Una richiesta di aiuto quantificata in circa 22,000 visite effettuate al sito dell’associazione. Tra i tipi di discriminazione più frequenti, ci sono quelli che forzerebbero le madri a tagliare le ore di lavoro, a subire pressioni per tornare al lavoro subito dopo la maternità e in alcuni casi, per fare in modo che esse lascino il posto di lavoro.
Tra le storie più drammatiche raccolte da Citizens Advice, c’è quella di una donna che racconta di come il suo datore di lavoro le avesse tagliato molte ore settimanali non appena ricevuta la notizia della propria gravidanza. Nella vicenda l’uomo ha prima risposto che il carico del lavoro era diminuito; assumendo poi nuovo staff per coprire invece le stesse mansioni.
Un’altra donna racconta invece di come avesse contattato il datore di lavoro per chiedere spiegazioni sul mancato ricevimento dell’assegno di maternità. Le fu risposto che era stata licenziata durante il periodo di pausa per la maternità. Secondo il rapporto, la discriminazione verso le donne incinte sta invece aumentando; nonostante sia del tutto illegale.
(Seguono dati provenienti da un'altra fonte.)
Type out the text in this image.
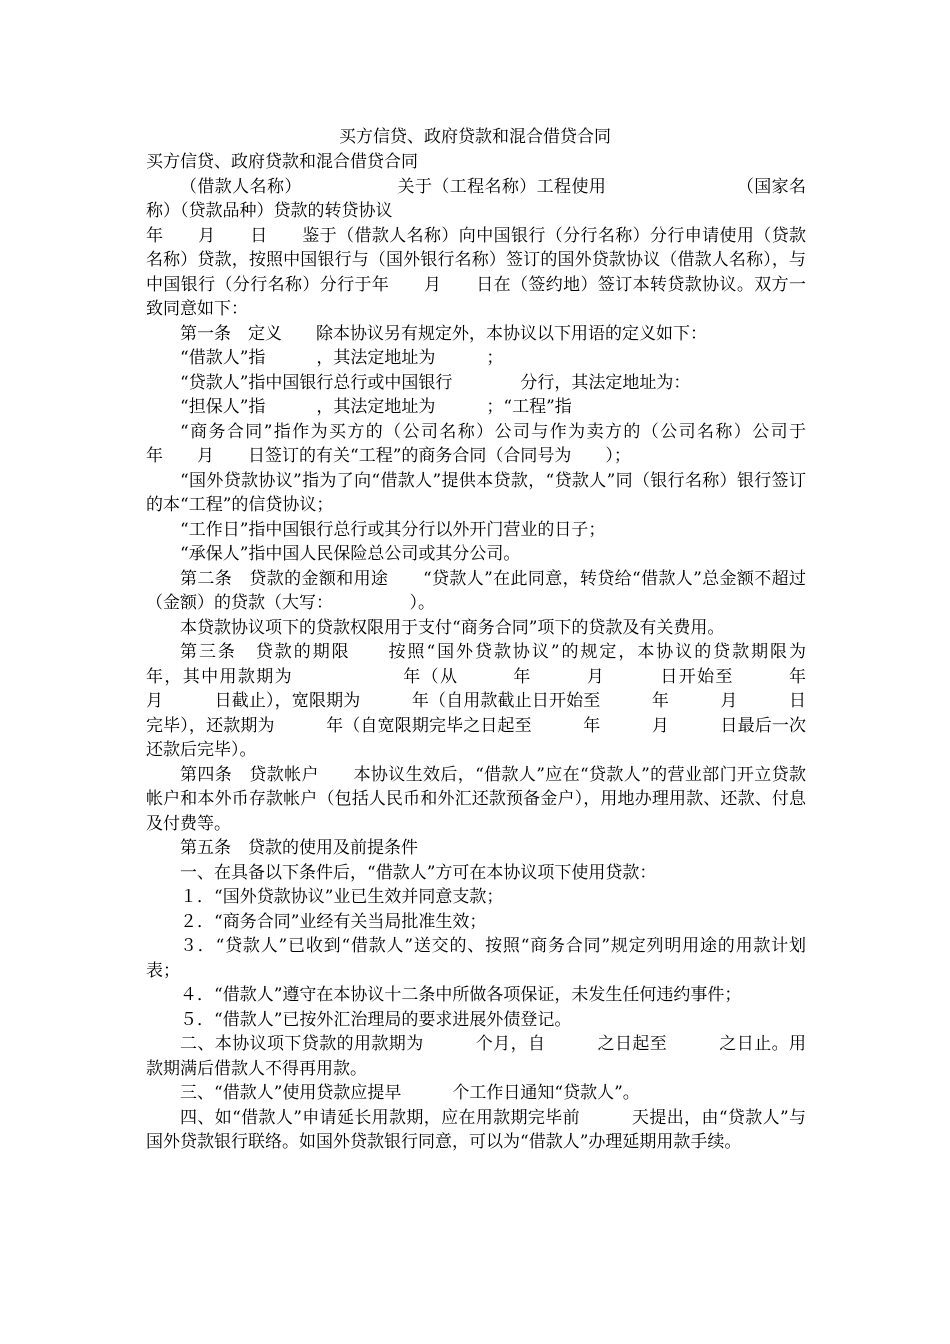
买方信贷、政府贷款和混合借贷合同

买方信贷、政府贷款和混合借贷合同

（借款人名称）　　　　　　关于（工程名称）工程使用　　　　　　　　（国家名称）（贷款品种）贷款的转贷协议

年　　月　　日　　鉴于（借款人名称）向中国银行（分行名称）分行申请使用（贷款名称）贷款，按照中国银行与（国外银行名称）签订的国外贷款协议（借款人名称），与中国银行（分行名称）分行于年　　月　　日在（签约地）签订本转贷款协议。双方一致同意如下：

第一条　定义　　除本协议另有规定外，本协议以下用语的定义如下：

“借款人”指　　　，其法定地址为　　　；

“贷款人”指中国银行总行或中国银行　　　　分行，其法定地址为：

“担保人”指　　　，其法定地址为　　　；“工程”指

“商务合同”指作为买方的（公司名称）公司与作为卖方的（公司名称）公司于　　　年　　月　　日签订的有关“工程”的商务合同（合同号为　　）；

“国外贷款协议”指为了向“借款人”提供本贷款，“贷款人”同（银行名称）银行签订的本“工程”的信贷协议；

“工作日”指中国银行总行或其分行以外开门营业的日子；

“承保人”指中国人民保险总公司或其分公司。

第二条　贷款的金额和用途　　“贷款人”在此同意，转贷给“借款人”总金额不超过（金额）的贷款（大写：　　　　　）。

本贷款协议项下的贷款权限用于支付“商务合同”项下的贷款及有关费用。

第三条　贷款的期限　　按照“国外贷款协议”的规定，本协议的贷款期限为　　　年，其中用款期为　　　　　　年（从　　　年　　　月　　　日开始至　　　年　　　月　　　日截止），宽限期为　　　年（自用款截止日开始至　　　年　　　月　　　日完毕），还款期为　　　年（自宽限期完毕之日起至　　　年　　　月　　　日最后一次还款后完毕）。

第四条　贷款帐户　　本协议生效后，“借款人”应在“贷款人”的营业部门开立贷款帐户和本外币存款帐户（包括人民币和外汇还款预备金户），用地办理用款、还款、付息及付费等。

第五条　贷款的使用及前提条件

一、在具备以下条件后，“借款人”方可在本协议项下使用贷款：

１．“国外贷款协议”业已生效并同意支款；

２．“商务合同”业经有关当局批准生效；

３．“贷款人”已收到“借款人”送交的、按照“商务合同”规定列明用途的用款计划表；

４．“借款人”遵守在本协议十二条中所做各项保证，未发生任何违约事件；

５．“借款人”已按外汇治理局的要求进展外债登记。

二、本协议项下贷款的用款期为　　　个月，自　　　之日起至　　　之日止。用款期满后借款人不得再用款。

三、“借款人”使用贷款应提早　　　个工作日通知“贷款人”。

四、如“借款人”申请延长用款期，应在用款期完毕前　　　天提出，由“贷款人”与国外贷款银行联络。如国外贷款银行同意，可以为“借款人”办理延期用款手续。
Solo nel marzo scorso una ricerca commissionata dal governo, ha certificato come tre quarti delle donne incinte e neomamme sperimenti una forma di discriminazione sul posto di lavoro e una su nove ha perso il lavoro in conseguenza di essa.
Lo studio, condotto dalla Equality and Human Rights Commission (ECHR) suggerisce come la discriminazione sia aumentata in maniera significativa negli ultimi anni; dal 2005 sarebbe cresciuta del 45%. Non è proprio una buona notizia per le donne.